В этот момент такси останавливается, и я выгружаю лед. Гений! («I est laffectio et laveir.) Сейчас восемь вечера, а гений только собирается приступать к работе - разносить выпивку и сандвичи. Однако с хорошим настроением. Каким-то образом эти странные эпизоды из прошлого согревают душу и заставляют вспомнить, что я все же писатель. Пусть сейчас у меня нет времени, чтобы записать их, но когда-нибудь я это сделаю.

(С того момента прошло добрых двадцать лет. «Гений» никогда ничего не забывает. «I est Pamour et leterite».)

Я вынужден дважды проходить все комнаты с кубом льда на плече. Посетителям - их восемь или десять - это кажется забавным. Один из них предлагает свою помощь. Это Барони, импресарио. Он говорит, что ему нужно кое-что обсудить со мной. Берет мне выпивку, чтобы скрепить договоренность. Мы стоим на кухне и болтаем, мой взгляд устремлен в точку над его головой, где я прикрепил моментальную фотографию дочери; на голове у малышки отороченный мехом капор, который ей очень идет. Барони говорит и говорит. Я киваю и время от времени улыбаюсь. Интересно, что она сейчас делает? Может, уже в постели? А Мод упражняется, наверное, как сумасшедшая. Лист, неизменный Лист, для разработки пальцев… Кто-то просит сандвич: пастрами с ржаным хлебом. Барони тут же лезет в холодильник и достает пастрами. Потом нарезает хлеб. Я по-прежнему не свожу Глаз со Стены.

Словно издалека слышу его голос, предлагающий как-нибудь вечерком сыграть в шахматы. Я киваю и рассеянно делаю себе сандвич, который тут же и начинаю жевать, запивая холодным дюбонне.

В кухню заглядывает Мона. Пытается сказать, что Джордж Иннес хотел бы перекинуться со мной парой слов, когда я освобожусь. Он в спальне, сидит с приятелем, чилийцем Роберто.

- Что ему нужно? - спрашиваю Почему все хотят поговорить именно со мной?

- Думаю, потому что ты писатель. - (Каков ответ!)

В углу у окна, выходящего на улицу, сидят Тревельян и Каччикаччи и о чем-то яростно спорят. Один похож на грифа. Другой - на шута из итальянской оперы. Странная парочка, никогда не подумаешь, что приятели.

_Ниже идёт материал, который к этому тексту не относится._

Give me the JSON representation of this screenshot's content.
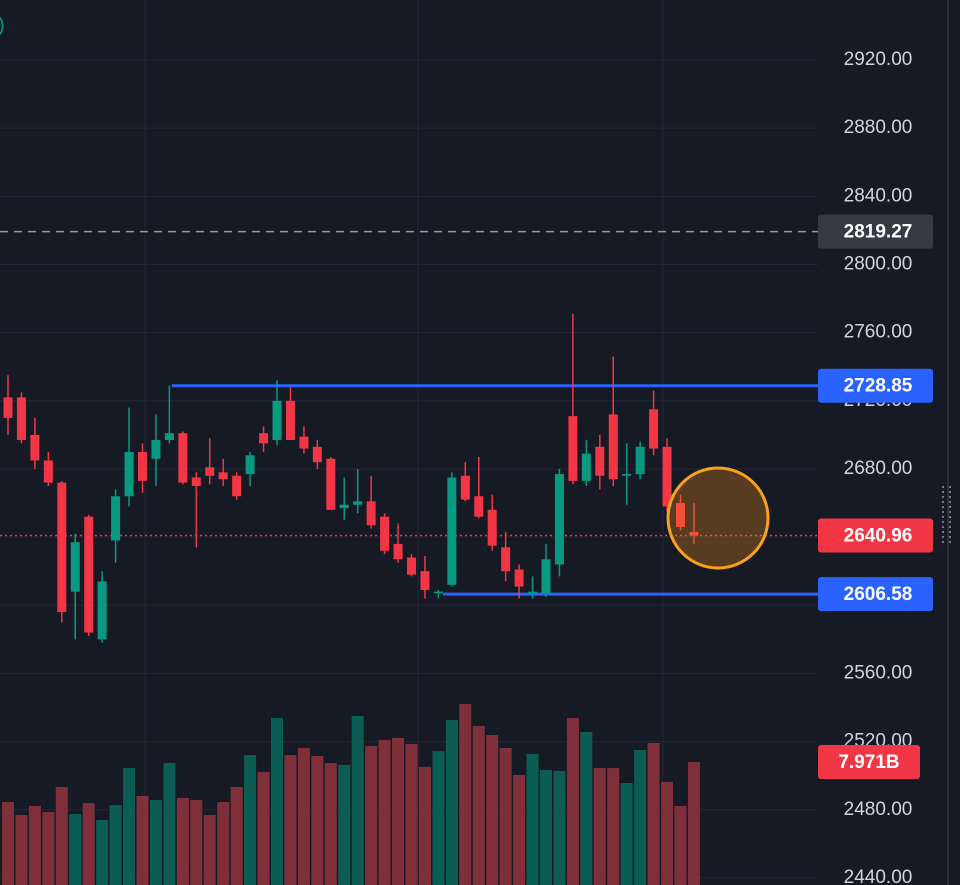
{
  "chart_data": {
    "type": "candlestick",
    "legend_fragment": ")",
    "ylim": [
      2435.85,
      2955.21
    ],
    "yticks": [
      {
        "value": 2440,
        "label": "2440.00"
      },
      {
        "value": 2480,
        "label": "2480.00"
      },
      {
        "value": 2520,
        "label": "2520.00"
      },
      {
        "value": 2560,
        "label": "2560.00"
      },
      {
        "value": 2600,
        "label": "2600.00"
      },
      {
        "value": 2640,
        "label": "2640.00"
      },
      {
        "value": 2680,
        "label": "2680.00"
      },
      {
        "value": 2720,
        "label": "2720.00"
      },
      {
        "value": 2760,
        "label": "2760.00"
      },
      {
        "value": 2800,
        "label": "2800.00"
      },
      {
        "value": 2840,
        "label": "2840.00"
      },
      {
        "value": 2880,
        "label": "2880.00"
      },
      {
        "value": 2920,
        "label": "2920.00"
      }
    ],
    "grid": true,
    "up_color": "#089981",
    "down_color": "#f23645",
    "open": [
      2722,
      2722,
      2700,
      2685,
      2672,
      2608,
      2652,
      2580,
      2638,
      2664,
      2690,
      2686,
      2697,
      2701,
      2675,
      2681,
      2678,
      2676,
      2677,
      2701,
      2697,
      2720,
      2699,
      2693,
      2686,
      2657,
      2659,
      2661,
      2652,
      2636,
      2628,
      2620,
      2607,
      2612,
      2676,
      2664,
      2656,
      2634,
      2621,
      2607,
      2607,
      2624,
      2711,
      2673,
      2693,
      2712,
      2676,
      2677,
      2715,
      2693,
      2660,
      2643
    ],
    "high": [
      2735,
      2725,
      2710,
      2690,
      2673,
      2642,
      2653,
      2620,
      2668,
      2716,
      2695,
      2712,
      2729,
      2702,
      2678,
      2698,
      2686,
      2678,
      2690,
      2705,
      2732,
      2728,
      2705,
      2697,
      2687,
      2675,
      2680,
      2676,
      2654,
      2648,
      2630,
      2629,
      2609,
      2678,
      2684,
      2687,
      2665,
      2643,
      2624,
      2617,
      2636,
      2680,
      2771,
      2697,
      2700,
      2746,
      2695,
      2696,
      2726,
      2698,
      2665,
      2660
    ],
    "low": [
      2700,
      2695,
      2680,
      2670,
      2590,
      2580,
      2582,
      2578,
      2625,
      2658,
      2666,
      2670,
      2695,
      2671,
      2634,
      2671,
      2670,
      2662,
      2670,
      2690,
      2694,
      2697,
      2689,
      2680,
      2656,
      2650,
      2654,
      2645,
      2630,
      2625,
      2617,
      2604,
      2604,
      2611,
      2661,
      2651,
      2632,
      2614,
      2604,
      2604,
      2605,
      2617,
      2671,
      2670,
      2668,
      2670,
      2659,
      2674,
      2688,
      2655,
      2644,
      2636
    ],
    "close": [
      2710,
      2697,
      2685,
      2672,
      2596,
      2637,
      2584,
      2614,
      2664,
      2690,
      2673,
      2697,
      2701,
      2672,
      2670,
      2676,
      2674,
      2664,
      2688,
      2695,
      2720,
      2697,
      2692,
      2684,
      2656,
      2659,
      2661,
      2647,
      2632,
      2627,
      2618,
      2609,
      2608,
      2675,
      2662,
      2652,
      2635,
      2620,
      2611,
      2608,
      2627,
      2677,
      2673,
      2689,
      2676,
      2674,
      2677,
      2693,
      2692,
      2658,
      2646,
      2640.96
    ],
    "volume": {
      "values": [
        5.38,
        4.54,
        5.12,
        4.73,
        6.35,
        4.6,
        5.31,
        4.21,
        5.18,
        7.58,
        5.77,
        5.51,
        7.91,
        5.64,
        5.51,
        4.54,
        5.38,
        6.35,
        8.42,
        7.32,
        10.82,
        8.42,
        8.88,
        8.36,
        7.91,
        7.78,
        10.95,
        9.01,
        9.4,
        9.53,
        9.14,
        7.65,
        8.68,
        10.69,
        11.73,
        10.3,
        9.72,
        8.88,
        7.13,
        8.49,
        7.45,
        7.39,
        10.82,
        9.92,
        7.58,
        7.58,
        6.61,
        8.75,
        9.2,
        6.68,
        5.12,
        7.971
      ],
      "vlim": [
        0,
        19.44
      ],
      "current_label": "7.971B",
      "up_color": "#0b5c52",
      "down_color": "#7e2f3a",
      "label_color": "#f23645"
    },
    "price_levels": [
      {
        "value": 2819.27,
        "style": "dashed",
        "color": "#9598a1",
        "box_color": "#363a45"
      },
      {
        "value": 2728.85,
        "style": "solid",
        "color": "#2962ff",
        "box_color": "#2962ff"
      },
      {
        "value": 2640.96,
        "style": "dotted",
        "color": "#f23645",
        "box_color": "#f23645"
      },
      {
        "value": 2606.58,
        "style": "solid",
        "color": "#2962ff",
        "box_color": "#2962ff"
      }
    ]
  }
}
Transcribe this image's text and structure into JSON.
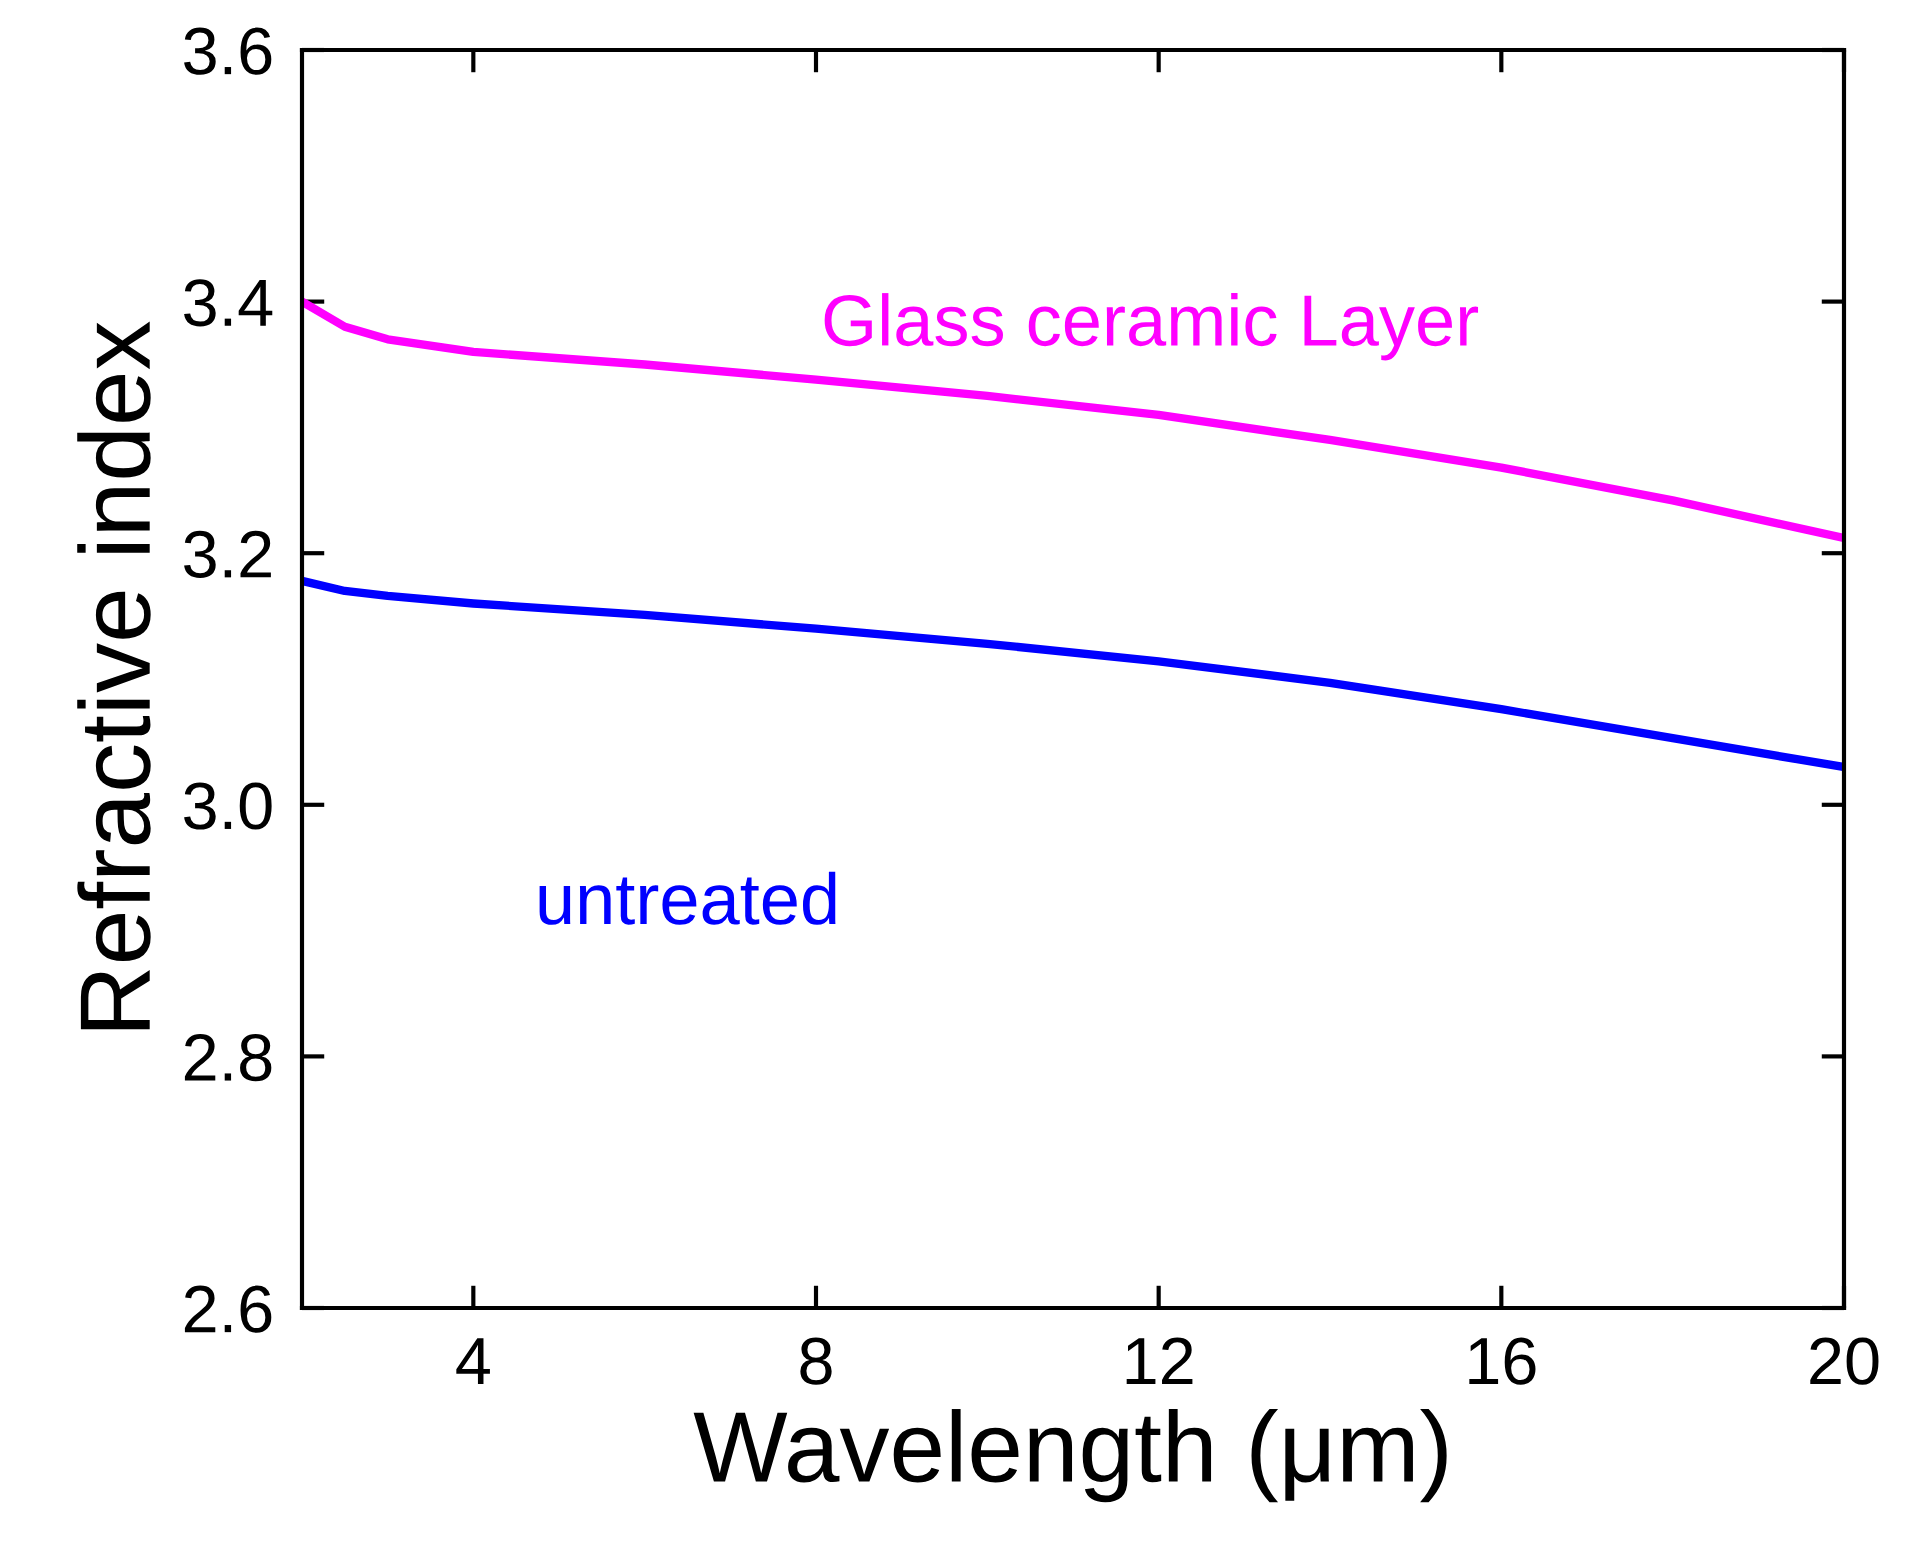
{
  "chart_data": {
    "type": "line",
    "xlabel": "Wavelength (μm)",
    "ylabel": "Refractive index",
    "xlim": [
      2,
      20
    ],
    "ylim": [
      2.6,
      3.6
    ],
    "xticks": [
      4,
      8,
      12,
      16,
      20
    ],
    "yticks": [
      {
        "value": 2.6,
        "label": "2.6"
      },
      {
        "value": 2.8,
        "label": "2.8"
      },
      {
        "value": 3.0,
        "label": "3.0"
      },
      {
        "value": 3.2,
        "label": "3.2"
      },
      {
        "value": 3.4,
        "label": "3.4"
      },
      {
        "value": 3.6,
        "label": "3.6"
      }
    ],
    "grid": false,
    "legend": false,
    "marker": "none",
    "line_style": "solid",
    "series": [
      {
        "name": "Glass ceramic Layer",
        "color": "#ff00ff",
        "x": [
          2,
          2.5,
          3,
          4,
          6,
          8,
          10,
          12,
          14,
          16,
          18,
          20
        ],
        "values": [
          3.4,
          3.38,
          3.37,
          3.36,
          3.35,
          3.338,
          3.325,
          3.31,
          3.29,
          3.268,
          3.242,
          3.212
        ]
      },
      {
        "name": "untreated",
        "color": "#0000ff",
        "x": [
          2,
          2.5,
          3,
          4,
          6,
          8,
          10,
          12,
          14,
          16,
          18,
          20
        ],
        "values": [
          3.178,
          3.17,
          3.166,
          3.16,
          3.151,
          3.14,
          3.128,
          3.114,
          3.097,
          3.076,
          3.053,
          3.03
        ]
      }
    ]
  }
}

В другом углу сидят, мрачно глядя друг на друга, Мануэль Зигфрид и Седрик Росс, отвергнутые любовники. Влетает Марджори, в руках - гора свертков; Сразу Же наступает радостное оживление. И словно поезд прибыл: несколько минут спустя появляются друг за другом Нед, О`Мара, потом Ульрих собственной персоной. С их приходом в нашем кабаке возникает атмосфера старого доброго клуба. Fratres semper!

Каждый уже познакомился со своим соседом. Все говорят одновременно. И пьют! Моя обязанность - следить, чтобы у всех были наполнены стаканы. Время от времени подсаживаюсь к кому-нибудь поболтать. Но больше всего мне нравится прислуживать посетителям, носиться взад и вперед, подносить огоньку к их сигарам, отдавать краткие приказания, откупоривать бутылки, вытряхивать пепельницы, убивать с гостями время и тому подобное. Постоянное движение помогает мне думать. Пожалуй, придется писать мысленно еще один роман.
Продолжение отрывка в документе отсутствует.